American farmers, many of whom have been bankrupted by President Trump’s trade war against China, are undoubtedly ecstatic that this is an election year. That’s because Trump is flooding them with federal monies in the months preceding the election. According to an article in yesterday’s New York Times, “Federal payments to farmers are projected to hit a record $46 billion this year as the White House funnels money to Mr. Trump’s rural base in the South and Midwest ahead of Election Day.”
But make no mistake about it: If Joe Biden were president, he would be doing the same thing, probably to an even greater extent, maybe to people other than farmers. Liberals (i,e., progressives) have long been infamously famous for using the state to take money from those to whom it belongs and give it to those to whom it does not belong. They call this system of mandatory charity, which is based on IRS returns, audits, prosecutions, and incarcerations, “care and compassion.”
This is what the welfare-state way of life has done to Americans. It has made many of them dependent on government largess that is taken from others. It has also made them eager to support any candidate who promises them the most money and other benefits.
Notice that no one asks where all those billions of dollars are coming from. No one ever wants to talk about that. The conservative and liberal mindset is that the federal government is rich and, therefore, able to dole out unlimited amounts of “free” money to people.
But the money is not “free.” It is coming from American taxpayers, either directly through income taxation, or indirectly through federal debt and Federal Reserve inflation. Trump and his cronies are simply taking money from one group of people and giving it to another group of people.
The 19th-century free-market libertarian Frederic Bastiat described this immoral and corrupt way of life as follows: “The state is the great fictitious entity by which everyone tries to live at the expense of everyone else.” The welfare state way of life might just as well be called the plunder-and-loot society, one in which the state, for a generous fee, plunders people for the benefit of others.

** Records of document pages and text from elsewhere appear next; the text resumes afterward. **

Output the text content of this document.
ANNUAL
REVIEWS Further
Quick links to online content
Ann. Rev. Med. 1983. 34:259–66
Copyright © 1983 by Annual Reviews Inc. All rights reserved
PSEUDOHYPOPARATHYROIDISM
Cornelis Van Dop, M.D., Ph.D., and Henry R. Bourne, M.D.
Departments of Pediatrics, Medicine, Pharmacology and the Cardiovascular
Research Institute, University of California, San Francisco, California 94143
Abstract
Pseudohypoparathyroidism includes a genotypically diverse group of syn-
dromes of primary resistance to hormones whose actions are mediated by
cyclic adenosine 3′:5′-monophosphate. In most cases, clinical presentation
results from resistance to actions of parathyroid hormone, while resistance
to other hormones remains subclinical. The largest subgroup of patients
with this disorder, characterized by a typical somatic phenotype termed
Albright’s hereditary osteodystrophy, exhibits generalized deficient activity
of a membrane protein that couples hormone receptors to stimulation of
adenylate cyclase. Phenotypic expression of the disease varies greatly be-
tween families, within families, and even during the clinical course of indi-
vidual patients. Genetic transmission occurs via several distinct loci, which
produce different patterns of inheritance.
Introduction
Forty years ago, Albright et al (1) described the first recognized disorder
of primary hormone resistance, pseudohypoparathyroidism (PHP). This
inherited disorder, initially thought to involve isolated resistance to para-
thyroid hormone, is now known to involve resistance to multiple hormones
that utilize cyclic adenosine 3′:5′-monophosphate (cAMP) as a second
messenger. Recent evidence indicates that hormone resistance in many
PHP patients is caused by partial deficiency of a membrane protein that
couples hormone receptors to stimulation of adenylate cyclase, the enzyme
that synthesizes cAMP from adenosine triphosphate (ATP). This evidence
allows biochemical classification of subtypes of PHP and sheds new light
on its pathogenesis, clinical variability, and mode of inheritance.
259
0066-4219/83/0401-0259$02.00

Libertarians are fairly consistent about opposing farm subsidies, just as they are fairly consistent about opposing food stamps and public housing. The problem, however, is that many conservative-oriented libertarians support preserving Social Security and Medicare, which are the crown jewels of the welfare state. Given such, they lack the moral standing to oppose the welfare-state programs that they dislike. After all, what can such conservative-oriented libertarians say when farmers, food stamp recipients, or public housing residents ask them, “Why should we give up our favorite socialist program if you’re not willing to give up your favorite socialist programs?”
That’s why it is imperative that libertarians hew to a principled stand when it come to opposing the welfare-state way of life. To achieve the genuinely free society, it is necessary to arrive at a critical mass of people who understand that freedom necessarily requires a dismantling of the entire welfare-state way of life, including the crown jewels of American socialism, Social Security and Medicare.